Schon ist davon die Rede, privates Kapital zu mobilisieren. Unter „mobilisieren“ versteht z.B. Merz Zwangsanleihen von etwa 10% des Privatvermögens auf Spar- und Girokonten. Auch die EU-Kommissionspräsidentin von der Leyen hat vor einigen Tagen verkündet, dass die EU Gleiches vorhat und kurzfristig eine Gesetzesinitiative vorlegen will.
Mit den steigenden Rüstungsausgaben und der zunehmenden Verschuldung steigt die Inflationsgefahr, mithin auch die Umverteilung von unten nach oben. Und mit der Gefahr der Überschuldung steigt die Gefahr eines großen Krieges, wenn die herrschenden Kreise ihr Heil im Chaos suchen. Die Staatsverschuldung wird in Höhen getrieben, die volkswirtschaftlich in den Ruin und geopolitisch in einen großen Krieg führen.
Und: Die Klimapolitik führt zu einer anderen, staatlich gelenkten Wirtschaft. Früher mussten sich Firmenlenker darum kümmern, auf den Absatzmärkten die besten Chancen für ihre Produkte aufzutun. Heute müssen sie sich darum bemühen, vom Staat im Wohlverhalten möglichst viele Subventionen zu erhaschen. Wenn der Staat das Problem ist, hilft nicht noch mehr Staat.

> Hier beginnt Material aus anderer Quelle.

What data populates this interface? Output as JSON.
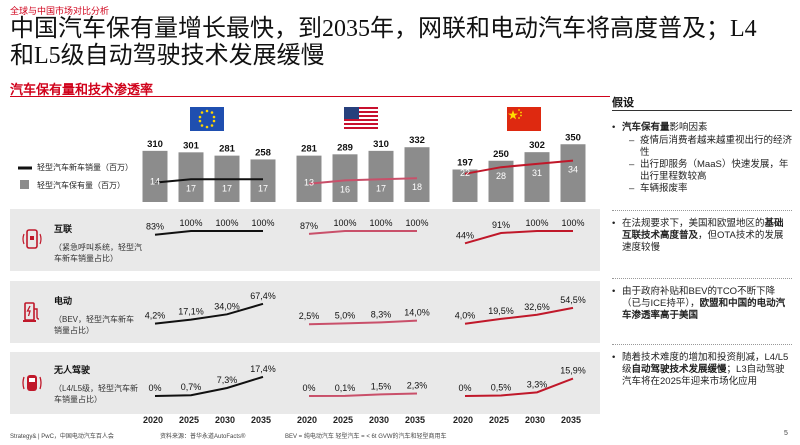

Hat jemand mal eine gute Nachricht?
Ergänzung
Noch einmal zum Grundgesetz: Es soll das Gesetz der Bürger dieses Landes sein. In der Praxis aber, wie jetzt gesehen, kann es mit zwei-Drittel-Mehrheit des Bundestags, also durch die politische Kaste, jederzeit geändert werden. Aktuell noch dazu durch das alte Parlament mit vom Volk teils krachend abgewählten Mitgliedern, weil im neu gewählten Bundestag keine ausreichende Mehrheit zustande gekommen wäre. Das macht klar: Es ist kein Gesetz des Volkes, denn dann dürfte es nur durch eine Abstimmung eben dieses Volkes geändert werden. Genausowenig hat das Volk ein Initiativrecht, um selbst Änderungen einzubringen. Nichts macht deutlicher, wie es um die Verfassung steht, wenn die „Realpolitik" zuschlägt.